Disaster Preparedness: An Emerging Best Practice
Building upon past experiences and learning between GBV risk mitigation and disaster risk reduction, some key strategies have been adapted to respond to the dual challenge COVID-19 brings during monsoon season. The women’s committee in Teknaf, consisting of Rohingya and Bangladeshi women served as a best practice model. Trained as first responders, last year they played a key role in ensuring the most at-risk households and individuals were included in early warning and response mechanisms and developed household evacuation plans requiring specialized assistance to persons with mobility issues as well as safe referral of protection and GBV cases. IOM’s GBV outreach teams are framing COVID-19 as a similar risk akin to the more familiar shocks and stresses such as flooding, landslides and cyclones to develop household preparedness plans and is planning to repurpose existing community-led structures and skilled community groups towards supporting such efforts. Working alongside communities is crucial given the numerous concerns for individuals and communities (i.e. what to expect if someone is quarantined, being separated by loved ones amidst increasing tensions, rumors and fears). Integrating COVID-19 as ‘another risk to plan for’ can be a more holistic, practical approach to engage individuals and communities and maintain strong protection and GBV lens to risk mapping and action planning.
GBV specialists are also preparing for further access restrictions by strategically aligning with health teams. For example, the model of mobile medical response teams, activated usually in the immediate onset of a disaster, has embedded GBV focal points and will receive further training in light of COVID-19. GBV focal points will now be working in recently constructed quarantine facilities and isolation and treatment centres (ITCs) that have dedicated counseling rooms for protection.

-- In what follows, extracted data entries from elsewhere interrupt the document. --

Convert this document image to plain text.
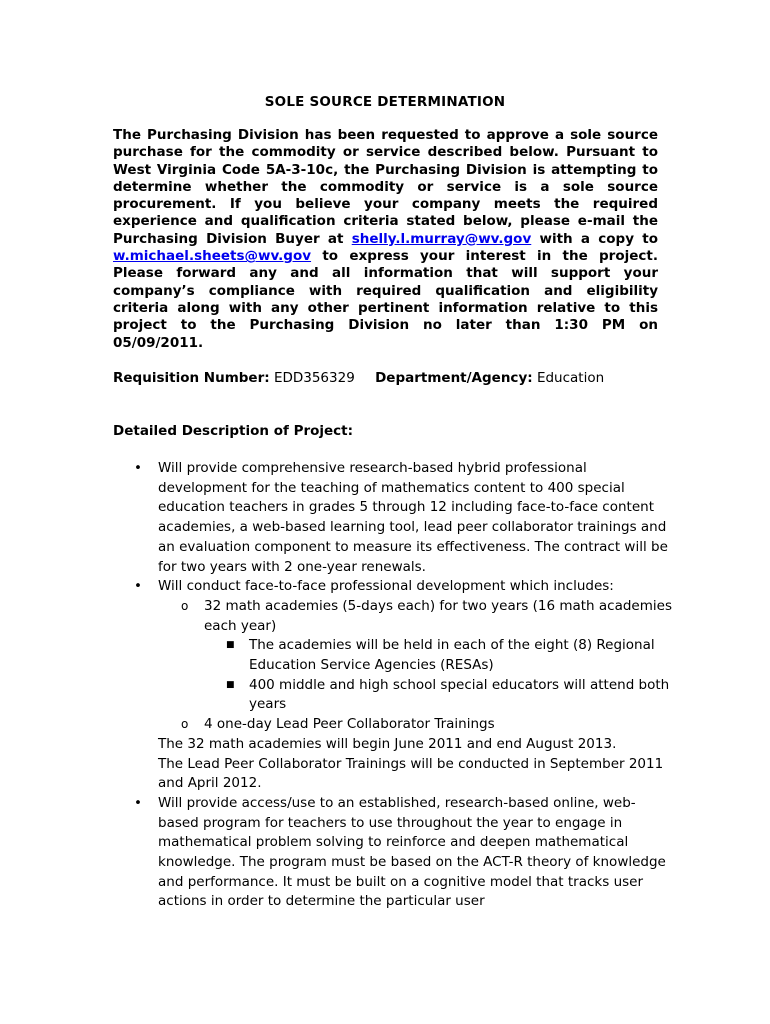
SOLE SOURCE DETERMINATION
The Purchasing Division has been requested to approve a sole source purchase for the commodity or service described below. Pursuant to West Virginia Code 5A-3-10c, the Purchasing Division is attempting to determine whether the commodity or service is a sole source procurement. If you believe your company meets the required experience and qualification criteria stated below, please e-mail the Purchasing Division Buyer at shelly.l.murray@wv.gov with a copy to w.michael.sheets@wv.gov to express your interest in the project. Please forward any and all information that will support your company’s compliance with required qualification and eligibility criteria along with any other pertinent information relative to this project to the Purchasing Division no later than 1:30 PM on 05/09/2011.
Requisition Number: EDD356329 Department/Agency: Education
Detailed Description of Project:
• Will provide comprehensive research-based hybrid professional development for the teaching of mathematics content to 400 special education teachers in grades 5 through 12 including face-to-face content academies, a web-based learning tool, lead peer collaborator trainings and an evaluation component to measure its effectiveness. The contract will be for two years with 2 one-year renewals.
• Will conduct face-to-face professional development which includes:
o 32 math academies (5-days each) for two years (16 math academies each year)
■ The academies will be held in each of the eight (8) Regional Education Service Agencies (RESAs)
■ 400 middle and high school special educators will attend both years
o 4 one-day Lead Peer Collaborator Trainings
The 32 math academies will begin June 2011 and end August 2013.
The Lead Peer Collaborator Trainings will be conducted in September 2011 and April 2012.
• Will provide access/use to an established, research-based online, web-based program for teachers to use throughout the year to engage in mathematical problem solving to reinforce and deepen mathematical knowledge. The program must be based on the ACT-R theory of knowledge and performance. It must be built on a cognitive model that tracks user actions in order to determine the particular user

Challenges to Deliver GBV Services in Line with The COVID-19 Response
It is key that governments, partners, and donors work under the assumption that GBV is occurring in all crises and that reliable prevalence data on the scope of GBV is not needed to design appropriate interventions. GBV data is and will always be difficult to obtain, due to insecurity, service gaps, lack of protection of survivors, fear of reprisals and impunity for perpetrators, social stigma, perceptions and cultural norms around sexual violence and community pressure over survivors. GBV services are life-saving and should be considered an equally critical part of the COVID-19 response. That said, these services should not focus only on ‘response’ or supporting survivors but also on a wide-range of complementary risk mitigation and prevention activities which will need to be adapted in light in COVID-19 prevention measures but cannot stop altogether.
Negotiation at the national level is now more imperative than ever to ensure access and maintain a protective environment for affected communities amidst evolving risks ranging from increased violence, abuse and exploitation, human trafficking, child protection and gender-based violence.